Das Grundproblem der künstlichen Intelligenz der natürlichen Sprachverarbeitung ist laut „On the Dangers of Stochastic Parrots“, dass Sprachmodelle, wenn sie riesig werden, unergründlich werden. Der Datensatz ist einfach zu groß, um von einem menschlichen Gehirn erfasst zu werden. Und ohne die Daten verstehen zu können, riskieren Sie, die Vorurteile und sogar die Gewalt der Sprache, an der Sie Ihre Modelle trainieren, zu manifestieren. „Die Tendenz, aus dem Internet aufgenommene Trainingsdaten hegemoniale Weltanschauungen zu verschlüsseln, die Tendenz von LMs [language models] Verzerrungen und andere Probleme in den Trainingsdaten zu verstärken und die Tendenz von Forschern und anderen Personen, LM-getriebene Leistungssteigerungen mit dem tatsächlichen Verständnis natürlicher Sprache zu verwechseln – stellen reale Gefahren für Schäden dar, wenn diese Technologien eingesetzt werden“, Gebru, Mitchell , und die anderen schrieben.

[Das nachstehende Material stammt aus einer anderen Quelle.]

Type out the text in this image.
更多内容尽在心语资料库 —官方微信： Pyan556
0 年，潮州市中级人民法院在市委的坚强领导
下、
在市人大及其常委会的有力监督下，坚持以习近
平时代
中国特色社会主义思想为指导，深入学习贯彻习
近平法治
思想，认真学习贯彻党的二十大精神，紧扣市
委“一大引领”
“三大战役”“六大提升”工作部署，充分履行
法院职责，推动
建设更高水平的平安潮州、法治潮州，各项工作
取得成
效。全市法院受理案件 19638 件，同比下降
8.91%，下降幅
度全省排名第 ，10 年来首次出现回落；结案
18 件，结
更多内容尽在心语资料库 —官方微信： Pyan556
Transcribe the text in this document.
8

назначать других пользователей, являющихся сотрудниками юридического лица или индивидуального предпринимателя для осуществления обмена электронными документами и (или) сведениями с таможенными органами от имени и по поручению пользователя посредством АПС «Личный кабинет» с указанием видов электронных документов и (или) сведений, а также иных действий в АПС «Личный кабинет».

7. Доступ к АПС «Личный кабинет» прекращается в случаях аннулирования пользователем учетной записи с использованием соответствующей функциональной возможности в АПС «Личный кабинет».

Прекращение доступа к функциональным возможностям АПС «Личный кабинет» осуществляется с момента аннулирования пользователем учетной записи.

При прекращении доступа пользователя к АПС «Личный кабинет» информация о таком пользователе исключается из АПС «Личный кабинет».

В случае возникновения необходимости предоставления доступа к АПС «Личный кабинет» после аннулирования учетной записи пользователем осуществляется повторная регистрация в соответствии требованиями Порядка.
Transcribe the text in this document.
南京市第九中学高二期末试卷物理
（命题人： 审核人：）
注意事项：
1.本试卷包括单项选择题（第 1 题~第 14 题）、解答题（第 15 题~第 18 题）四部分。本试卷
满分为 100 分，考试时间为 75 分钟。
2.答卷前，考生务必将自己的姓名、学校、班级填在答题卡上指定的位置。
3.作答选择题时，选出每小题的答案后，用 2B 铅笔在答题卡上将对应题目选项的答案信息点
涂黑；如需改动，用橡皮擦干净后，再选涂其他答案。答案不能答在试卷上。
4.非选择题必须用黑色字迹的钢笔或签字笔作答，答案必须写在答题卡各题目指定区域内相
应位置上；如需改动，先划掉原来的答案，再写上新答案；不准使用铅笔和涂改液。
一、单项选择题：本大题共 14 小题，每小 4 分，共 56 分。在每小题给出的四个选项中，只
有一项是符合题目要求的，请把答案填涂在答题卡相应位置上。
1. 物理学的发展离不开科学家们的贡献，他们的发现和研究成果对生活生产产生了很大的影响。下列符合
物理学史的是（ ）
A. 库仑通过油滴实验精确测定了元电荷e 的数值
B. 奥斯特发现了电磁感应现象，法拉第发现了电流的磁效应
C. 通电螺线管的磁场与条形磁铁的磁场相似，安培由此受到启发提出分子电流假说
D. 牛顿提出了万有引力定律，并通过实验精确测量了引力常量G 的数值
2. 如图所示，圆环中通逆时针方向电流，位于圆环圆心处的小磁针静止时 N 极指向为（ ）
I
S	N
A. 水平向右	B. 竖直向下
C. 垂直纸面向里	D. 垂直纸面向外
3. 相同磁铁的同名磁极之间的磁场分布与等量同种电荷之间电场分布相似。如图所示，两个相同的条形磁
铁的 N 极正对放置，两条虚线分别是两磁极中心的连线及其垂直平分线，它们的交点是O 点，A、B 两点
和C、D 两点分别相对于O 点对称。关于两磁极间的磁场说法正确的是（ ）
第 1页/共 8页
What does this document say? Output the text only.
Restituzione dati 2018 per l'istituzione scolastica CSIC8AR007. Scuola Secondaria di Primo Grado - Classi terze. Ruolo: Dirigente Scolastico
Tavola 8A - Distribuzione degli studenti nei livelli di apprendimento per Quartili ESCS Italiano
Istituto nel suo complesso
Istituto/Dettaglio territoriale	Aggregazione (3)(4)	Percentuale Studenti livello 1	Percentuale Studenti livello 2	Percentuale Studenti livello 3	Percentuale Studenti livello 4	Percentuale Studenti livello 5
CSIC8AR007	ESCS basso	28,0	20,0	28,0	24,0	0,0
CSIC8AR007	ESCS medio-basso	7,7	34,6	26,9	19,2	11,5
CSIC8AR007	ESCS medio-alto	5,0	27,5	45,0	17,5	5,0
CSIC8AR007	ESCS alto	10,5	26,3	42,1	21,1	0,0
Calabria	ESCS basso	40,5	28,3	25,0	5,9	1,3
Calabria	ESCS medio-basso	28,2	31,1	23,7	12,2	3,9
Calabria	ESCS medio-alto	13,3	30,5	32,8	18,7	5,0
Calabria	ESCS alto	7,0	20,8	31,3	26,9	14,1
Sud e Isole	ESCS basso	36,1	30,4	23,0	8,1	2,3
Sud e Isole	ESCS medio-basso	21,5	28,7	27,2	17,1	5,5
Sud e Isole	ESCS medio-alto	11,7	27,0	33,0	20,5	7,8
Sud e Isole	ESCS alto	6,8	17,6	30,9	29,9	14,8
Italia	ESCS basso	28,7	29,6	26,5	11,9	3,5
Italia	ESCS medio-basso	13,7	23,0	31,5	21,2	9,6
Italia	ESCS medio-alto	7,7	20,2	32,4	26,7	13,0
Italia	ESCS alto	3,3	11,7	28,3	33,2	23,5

Als Gesellschaft waren wir uns vielleicht noch nie der Gefahren der Verwundung und Erniedrigung durch Sprache bewusst, noch nie waren wir uns der subtilen, strukturellen, oft unbeabsichtigten Formen der rassistischen und geschlechtlichen Andersartigkeit in unserer Sprache bewusster. Was die Verarbeitung natürlicher Sprache betrifft, ist die Frage, wie tief diese rassistische und geschlechtsspezifische Andersartigkeit geht. „On the Dangers of Stochastic Parroting“ bietet eine Reihe von Beispielen: „Biases können so kodiert werden, dass sie ein Kontinuum aus subtilen Mustern bilden, wie z Ärztinnen als ob Arzt selbst beinhaltet Nicht-Frau oder Bezug auf beide Geschlechter Ausschluss der Möglichkeit nicht-binärer Geschlechtsidentitäten.“ Aber wie man das Othering in der Sprache entfernt, ist eine ganz andere Sache, als es zu identifizieren. Angenommen, Sie haben sich zum Beispiel entschieden, alle eindeutigen Bögen aus den Trainingsdaten eines Programms zu entfernen. „Wenn wir den Diskurs marginalisierter Bevölkerungsgruppen herausfiltern, liefern wir keine Trainingsdaten, die Beleidigungen zurückfordern und marginalisierte Identitäten auf andere Weise in einem positiven Licht beschreiben“, schreiben Gebru und die anderen. Es ist nicht nur die Existenz eines Wortes, das seine Bedeutung bestimmt, sondern wer es wann und unter welchen Bedingungen verwendet.

Die Beweise für stochastisches Nachplappern sind im Grunde unwiderlegbar und wurzeln in der Natur der Technologie. Das Werkzeug zur Lösung vieler natürlicher Sprachverarbeitungsprobleme wird als Transformer bezeichnet, der Techniken namens Positionierung und Selbstaufmerksamkeit verwendet, um sprachliche Wunder zu vollbringen. Jedem Token (ein Begriff für ein Sprachquantum, stellen Sie sich das als „Wort“ oder „Buchstaben“ vor, wenn Sie altmodisch sind) ist ein Wert angebracht, der seine Position in einer Sequenz festlegt. Die Positionierung ermöglicht „Selbstaufmerksamkeit“ – die Maschine lernt nicht nur, was ein Token ist, wo und wann es ist, sondern auch, wie es sich zu allen anderen Token in einer Sequenz verhält. Jedes Wort hat nur insoweit Bedeutung, als es sich auf die Position jedes anderen Wortes bezieht. Kontextregister als Mathematik. Dies ist die Aufspaltung des sprachlichen Atoms.